Dopiero kilka dni temu do Chorzowa przyszła oficjalna informacja z PZPN, że mecz z Arką Niebiescy rozegrają na boisku ze sztuczną nawierzchnią. Dla Niebieskich to jednak nie problem. - Większą niewiadomą będzie nasza forma. Ważne jest jak się wystartuje - przyznaje szkoleniowiec 14-krotnych mistrzów Polski Waldemar Fornalik, który już wcześniej mógł się spodziewać w jakich warunkach przyjdzie zagrać jego podopiecznym w sobotni wieczór. - Na pewno będą one specyficzne. Nie dość, że zagramy na sztucznej nawierzchni, to jeszcze bez kibiców. A wiadomo jak wyglądają takie pojedynki - dodaje trener Ruchu.

Problemu w grze na innych niż dotychczas warunkach nie widzi stoper Niebieskich Rafał Grodzicki. - Ten obiekt ma licencję UEFA, więc nie ma o czym mówić. Zresztą w opinii zawodników, którzy już tam grali wiem, że trawa jest wysoka i dodatkowo wysypano dużo granulatu - opisuje murawę defensor Ruchu. W Chorzowie nie widzą również problemu w fakcie, że obiekt Arki jest krótszy niż mówi regulamin. - To nie ma większego znaczenia - spokojnie podchodzi do sprawy Fornalik. - Szerokość pozostaje taka sama, a tylko długość jest o pięć metrów mniejsza niż zwykle. Kiedyś to była dopiero "wolna amerykanka". W zależności od przeciwnika boiska powiększano lub zmniejszano. Niektóre kluby miały wymiary jak na obiekcie w... Barcelonie - wraca pamięcią do dawnych lat Waldemar Fornalik.

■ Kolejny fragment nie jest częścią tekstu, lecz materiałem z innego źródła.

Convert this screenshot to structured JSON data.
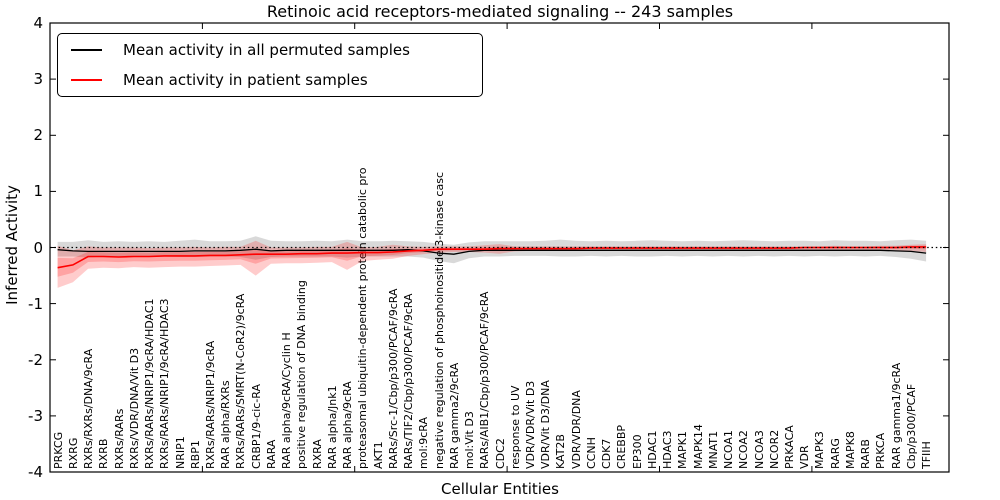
{
  "figure": {
    "title": "Retinoic acid receptors-mediated signaling -- 243 samples",
    "xlabel": "Cellular Entities",
    "ylabel": "Inferred Activity",
    "legend": [
      {
        "label": "Mean activity in all permuted samples",
        "color": "#000000"
      },
      {
        "label": "Mean activity in patient samples",
        "color": "#ff0000"
      }
    ]
  },
  "chart_data": {
    "type": "line",
    "title": "Retinoic acid receptors-mediated signaling -- 243 samples",
    "xlabel": "Cellular Entities",
    "ylabel": "Inferred Activity",
    "ylim": [
      -4,
      4
    ],
    "yticks": [
      -4,
      -3,
      -2,
      -1,
      0,
      1,
      2,
      3,
      4
    ],
    "xticks": [
      10,
      20,
      30,
      40,
      50
    ],
    "grid": false,
    "legend_position": "upper left",
    "reference_line": {
      "y": 0,
      "style": "dotted",
      "color": "#000000"
    },
    "categories": [
      "PRKCG",
      "RXRG",
      "RXRs/RXRs/DNA/9cRA",
      "RXRB",
      "RXRs/RARs",
      "RXRs/VDR/DNA/Vit D3",
      "RXRs/RARs/NRIP1/9cRA/HDAC1",
      "RXRs/RARs/NRIP1/9cRA/HDAC3",
      "NRIP1",
      "RBP1",
      "RXRs/RARs/NRIP1/9cRA",
      "RAR alpha/RXRs",
      "RXRs/RARs/SMRT(N-CoR2)/9cRA",
      "CRBP1/9-cic-RA",
      "RARA",
      "RAR alpha/9cRA/Cyclin H",
      "positive regulation of DNA binding",
      "RXRA",
      "RAR alpha/Jnk1",
      "RAR alpha/9cRA",
      "proteasomal ubiquitin-dependent protein catabolic pro",
      "AKT1",
      "RARs/Src-1/Cbp/p300/PCAF/9cRA",
      "RARs/TIF2/Cbp/p300/PCAF/9cRA",
      "mol:9cRA",
      "negative regulation of phosphoinositide 3-kinase casc",
      "RAR gamma2/9cRA",
      "mol:Vit D3",
      "RARs/AIB1/Cbp/p300/PCAF/9cRA",
      "CDC2",
      "response to UV",
      "VDR/VDR/Vit D3",
      "VDR/Vit D3/DNA",
      "KAT2B",
      "VDR/VDR/DNA",
      "CCNH",
      "CDK7",
      "CREBBP",
      "EP300",
      "HDAC1",
      "HDAC3",
      "MAPK1",
      "MAPK14",
      "MNAT1",
      "NCOA1",
      "NCOA2",
      "NCOA3",
      "NCOR2",
      "PRKACA",
      "VDR",
      "MAPK3",
      "RARG",
      "MAPK8",
      "RARB",
      "PRKCA",
      "RAR gamma1/9cRA",
      "Cbp/p300/PCAF",
      "TFIIH"
    ],
    "series": [
      {
        "name": "Mean activity in all permuted samples",
        "color": "#000000",
        "band_color": "rgba(0,0,0,0.15)",
        "values": [
          -0.04,
          -0.06,
          -0.07,
          -0.07,
          -0.07,
          -0.07,
          -0.07,
          -0.07,
          -0.07,
          -0.06,
          -0.06,
          -0.06,
          -0.05,
          -0.03,
          -0.06,
          -0.05,
          -0.05,
          -0.05,
          -0.05,
          -0.05,
          -0.05,
          -0.05,
          -0.05,
          -0.04,
          -0.06,
          -0.1,
          -0.12,
          -0.07,
          -0.05,
          -0.05,
          -0.05,
          -0.05,
          -0.05,
          -0.05,
          -0.05,
          -0.05,
          -0.05,
          -0.05,
          -0.05,
          -0.05,
          -0.05,
          -0.05,
          -0.05,
          -0.05,
          -0.05,
          -0.05,
          -0.05,
          -0.05,
          -0.05,
          -0.05,
          -0.05,
          -0.05,
          -0.05,
          -0.05,
          -0.05,
          -0.06,
          -0.07,
          -0.1
        ],
        "band_upper": [
          0.1,
          0.1,
          0.13,
          0.1,
          0.11,
          0.1,
          0.11,
          0.1,
          0.12,
          0.14,
          0.11,
          0.11,
          0.12,
          0.2,
          0.12,
          0.11,
          0.11,
          0.12,
          0.11,
          0.14,
          0.11,
          0.11,
          0.12,
          0.11,
          0.1,
          0.07,
          0.05,
          0.09,
          0.11,
          0.11,
          0.11,
          0.11,
          0.12,
          0.14,
          0.12,
          0.11,
          0.12,
          0.11,
          0.12,
          0.13,
          0.12,
          0.11,
          0.12,
          0.11,
          0.12,
          0.13,
          0.12,
          0.11,
          0.12,
          0.12,
          0.11,
          0.13,
          0.12,
          0.12,
          0.11,
          0.13,
          0.14,
          0.12
        ],
        "band_lower": [
          -0.16,
          -0.16,
          -0.18,
          -0.16,
          -0.17,
          -0.16,
          -0.16,
          -0.16,
          -0.17,
          -0.17,
          -0.16,
          -0.16,
          -0.17,
          -0.22,
          -0.17,
          -0.16,
          -0.16,
          -0.16,
          -0.16,
          -0.18,
          -0.16,
          -0.16,
          -0.16,
          -0.16,
          -0.18,
          -0.24,
          -0.28,
          -0.19,
          -0.16,
          -0.16,
          -0.15,
          -0.15,
          -0.15,
          -0.16,
          -0.16,
          -0.15,
          -0.16,
          -0.15,
          -0.16,
          -0.16,
          -0.15,
          -0.16,
          -0.15,
          -0.16,
          -0.15,
          -0.16,
          -0.15,
          -0.16,
          -0.15,
          -0.16,
          -0.15,
          -0.16,
          -0.15,
          -0.16,
          -0.15,
          -0.17,
          -0.2,
          -0.25
        ]
      },
      {
        "name": "Mean activity in patient samples",
        "color": "#ff0000",
        "band_color": "rgba(255,0,0,0.20)",
        "values": [
          -0.36,
          -0.31,
          -0.16,
          -0.16,
          -0.17,
          -0.16,
          -0.16,
          -0.15,
          -0.15,
          -0.15,
          -0.14,
          -0.14,
          -0.13,
          -0.12,
          -0.12,
          -0.12,
          -0.11,
          -0.11,
          -0.1,
          -0.1,
          -0.09,
          -0.09,
          -0.08,
          -0.06,
          -0.05,
          -0.03,
          -0.03,
          -0.03,
          -0.03,
          -0.02,
          -0.02,
          -0.02,
          -0.02,
          -0.02,
          -0.02,
          -0.01,
          -0.01,
          -0.01,
          -0.01,
          -0.01,
          -0.01,
          -0.01,
          -0.01,
          -0.01,
          -0.01,
          -0.01,
          -0.01,
          -0.01,
          -0.01,
          0.0,
          0.0,
          0.0,
          0.0,
          0.0,
          0.0,
          0.0,
          0.01,
          0.01
        ],
        "band_upper": [
          0.03,
          -0.05,
          0.02,
          0.0,
          0.0,
          0.0,
          -0.01,
          0.0,
          0.0,
          0.01,
          0.0,
          0.01,
          0.01,
          0.12,
          0.0,
          0.0,
          0.0,
          0.01,
          0.01,
          0.1,
          0.0,
          0.01,
          0.05,
          0.02,
          0.01,
          0.02,
          0.02,
          0.02,
          0.04,
          0.06,
          0.02,
          0.02,
          0.02,
          0.02,
          0.02,
          0.02,
          0.02,
          0.02,
          0.02,
          0.02,
          0.02,
          0.02,
          0.02,
          0.02,
          0.02,
          0.02,
          0.02,
          0.02,
          0.02,
          0.02,
          0.02,
          0.03,
          0.02,
          0.02,
          0.03,
          0.03,
          0.05,
          0.06
        ],
        "band_lower": [
          -0.72,
          -0.62,
          -0.38,
          -0.36,
          -0.37,
          -0.35,
          -0.36,
          -0.35,
          -0.34,
          -0.34,
          -0.33,
          -0.32,
          -0.31,
          -0.5,
          -0.29,
          -0.28,
          -0.28,
          -0.27,
          -0.26,
          -0.4,
          -0.24,
          -0.22,
          -0.2,
          -0.15,
          -0.12,
          -0.09,
          -0.08,
          -0.08,
          -0.09,
          -0.11,
          -0.07,
          -0.06,
          -0.06,
          -0.06,
          -0.06,
          -0.05,
          -0.05,
          -0.05,
          -0.05,
          -0.05,
          -0.05,
          -0.05,
          -0.05,
          -0.05,
          -0.05,
          -0.05,
          -0.05,
          -0.05,
          -0.05,
          -0.04,
          -0.04,
          -0.04,
          -0.04,
          -0.04,
          -0.04,
          -0.05,
          -0.06,
          -0.08
        ]
      }
    ]
  }
}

Chorzowianie od momentu powrotu ze zgrupowania w Turcji do pojedynku z Arką przygotowują się na sztucznych obiektach. - Dobrze, że w Gdyni gramy już w pierwszym meczu. Później wrócimy na normalne boiska - cieszy się kapitan Niebieskich Grzegorz Baran. - Dla nas to tylko jeden mecz. Gorzej będą mieli piłkarze Arki, którzy co tydzień będą zmuszeni grać na boisku z inną nawierzchnią - słusznie zauważa na pomocnik Niebieskich.